SAT Scores
Over the period 1963–1980 the average score of high school seniors taking the College Board's Scholastic Aptitude Test (SAT) of verbal ability fell in an almost unbroken trend from 478 to 424. The average SAT math score fell over this period from 502 to 466 (O'Neill 1984). While the declines up to 1970 are explained in large part by changes in the composition of the test-taking population, these changes do not explain the declines during the 1970s (On Further Examination 1977). These trends, a cause for real concern, have been emphasized in many of the recent reports criticizing the quality of United States education (e.g,, NCEE 1983).
In assessing explanations for the decline, it is important to keep in mind that the scores measure the skills of students who have completed twelve years of education. Consequently, any set of SAT scores tells us more about what was happening during the previous twelve years than it tells us about the factors affecting student skills in the year the tests were
taken. Thus, to explain the declines in scores during the 1970s, we must look for changes that took place primarily during the 1960s.

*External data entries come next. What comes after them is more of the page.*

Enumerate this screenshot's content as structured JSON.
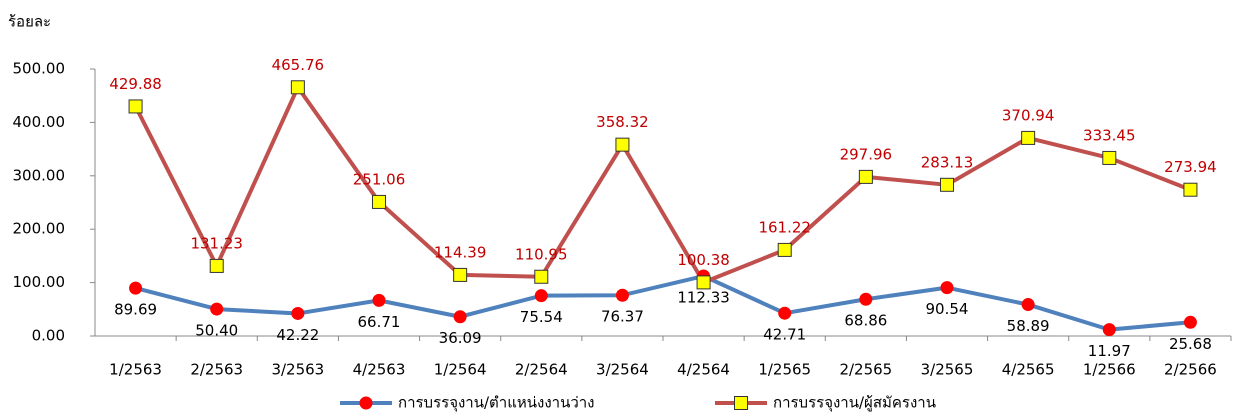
{
  "chart_data": {
    "type": "line",
    "y_label": "ร้อยละ",
    "categories": [
      "1/2563",
      "2/2563",
      "3/2563",
      "4/2563",
      "1/2564",
      "2/2564",
      "3/2564",
      "4/2564",
      "1/2565",
      "2/2565",
      "3/2565",
      "4/2565",
      "1/2566",
      "2/2566"
    ],
    "series": [
      {
        "name": "การบรรจุงาน/ตำแหน่งงานว่าง",
        "color": "#4f81bd",
        "marker": "circle",
        "marker_color": "#ff0000",
        "label_color": "#000000",
        "values": [
          89.69,
          50.4,
          42.22,
          66.71,
          36.09,
          75.54,
          76.37,
          112.33,
          42.71,
          68.86,
          90.54,
          58.89,
          11.97,
          25.68
        ],
        "value_labels": [
          "89.69",
          "50.40",
          "42.22",
          "66.71",
          "36.09",
          "75.54",
          "76.37",
          "112.33",
          "42.71",
          "68.86",
          "90.54",
          "58.89",
          "11.97",
          "25.68"
        ]
      },
      {
        "name": "การบรรจุงาน/ผู้สมัครงาน",
        "color": "#c0504d",
        "marker": "square",
        "marker_color": "#ffff00",
        "label_color": "#c00000",
        "values": [
          429.88,
          131.23,
          465.76,
          251.06,
          114.39,
          110.95,
          358.32,
          100.38,
          161.22,
          297.96,
          283.13,
          370.94,
          333.45,
          273.94
        ],
        "value_labels": [
          "429.88",
          "131.23",
          "465.76",
          "251.06",
          "114.39",
          "110.95",
          "358.32",
          "100.38",
          "161.22",
          "297.96",
          "283.13",
          "370.94",
          "333.45",
          "273.94"
        ]
      }
    ],
    "ylim": [
      0,
      500
    ],
    "yticks": [
      {
        "value": 0,
        "label": "0.00"
      },
      {
        "value": 100,
        "label": "100.00"
      },
      {
        "value": 200,
        "label": "200.00"
      },
      {
        "value": 300,
        "label": "300.00"
      },
      {
        "value": 400,
        "label": "400.00"
      },
      {
        "value": 500,
        "label": "500.00"
      }
    ],
    "legend": "bottom"
  }
}
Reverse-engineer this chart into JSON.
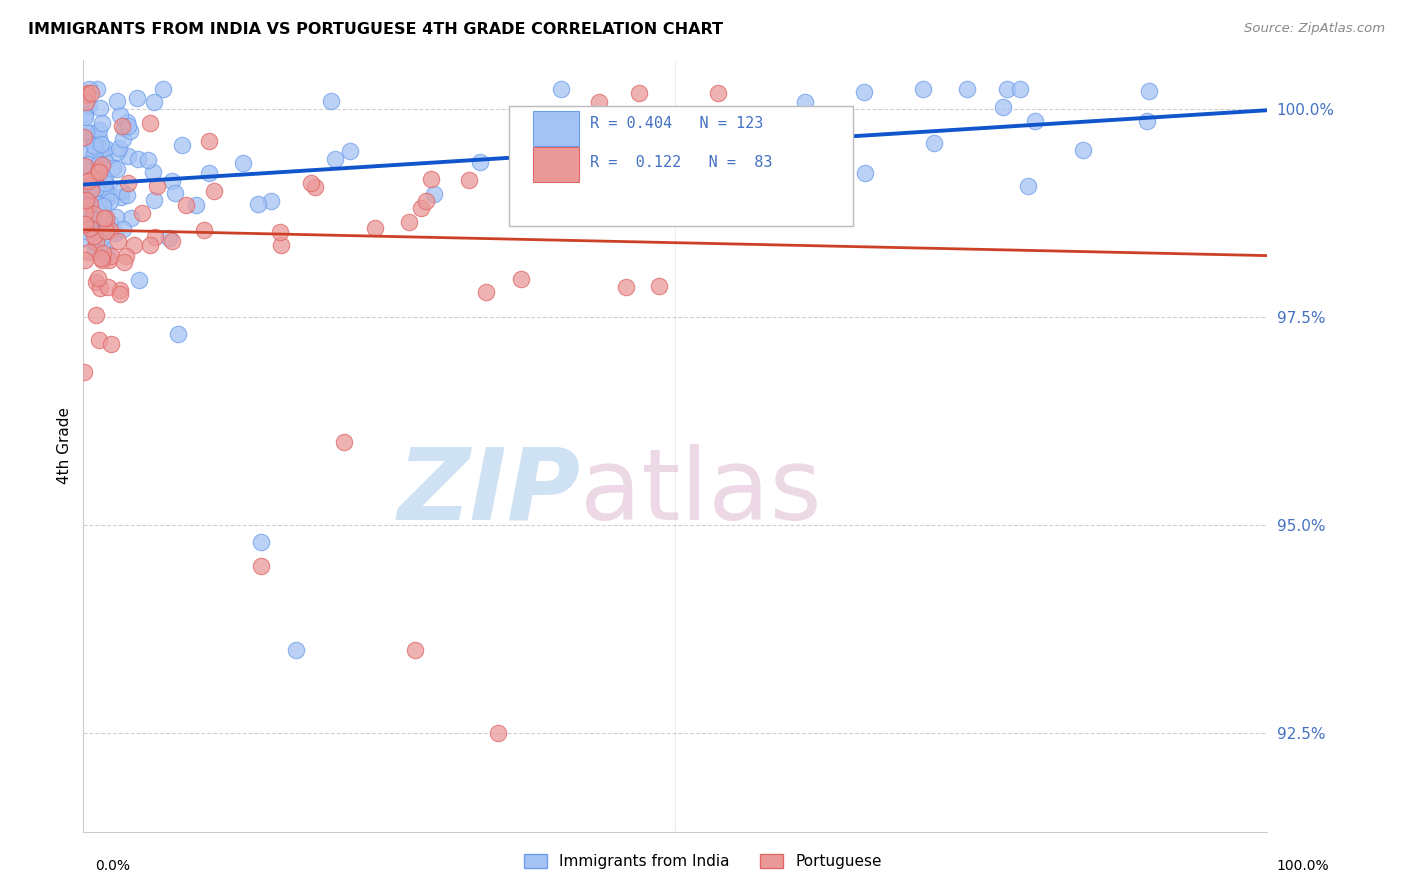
{
  "title": "IMMIGRANTS FROM INDIA VS PORTUGUESE 4TH GRADE CORRELATION CHART",
  "source": "Source: ZipAtlas.com",
  "ylabel": "4th Grade",
  "y_ticks": [
    92.5,
    95.0,
    97.5,
    100.0
  ],
  "y_tick_labels": [
    "92.5%",
    "95.0%",
    "97.5%",
    "100.0%"
  ],
  "x_min": 0.0,
  "x_max": 100.0,
  "y_min": 91.3,
  "y_max": 100.6,
  "legend_india_label": "Immigrants from India",
  "legend_portuguese_label": "Portuguese",
  "india_R": 0.404,
  "india_N": 123,
  "portuguese_R": 0.122,
  "portuguese_N": 83,
  "india_color": "#a4c2f4",
  "portuguese_color": "#ea9999",
  "india_edge_color": "#6d9eeb",
  "portuguese_edge_color": "#e06666",
  "india_line_color": "#1155cc",
  "portuguese_line_color": "#cc4125",
  "watermark_zip": "ZIP",
  "watermark_atlas": "atlas",
  "watermark_color": "#cfe2f3",
  "legend_box_color": "#cccccc"
}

One category of explanation for the SAT score declines focuses on changes in the world outside the schools, including a sense of disillusion arising from the Vietnam War, an increase in TV watching, and a higher rate of marital dissolutions (On Further Examination 1977). A second category includes changes directly related to formal schooling. The best-documented schooling change contributing to the score decline is a reduction in the number of academic courses students take. This decline was the result, in part, of an attempt during the 1960s and early 1970s to tailor high school education to the needs and preferences of individual students. Subsequent research (Bryk et al. 1984; Coleman et al. 1982; Harnischfeger and Wiley 1984) supports the link between the number of academic courses students take and their scores on standardized tests.
In the four years since the SAT scores bottomed out in 1980, the average SAT scores have risen slightly (from 424 to 426 on the verbal section and from 466 to 471 on the math section: Ranbom 1984). Also, during the period 1976–1983, the gap between the average score of black students and that of white students on both the SAT verbal and math tests declined slightly. In 1976, the ratio of the average score of black students to that of white students on the SAT verbal tests was 0.736; in 1983, it was 0.765. The comparable numbers for the SAT math test are 0.718 and 0.762 (Wainer 1984). Why have the SAT scores started to rise again—albeit slowly? Why has the black-white gap closed somewhat? To answer these questions, we need to learn about the early schooling experiences and the achievement of the students who took the SAT tests in the early 1980s.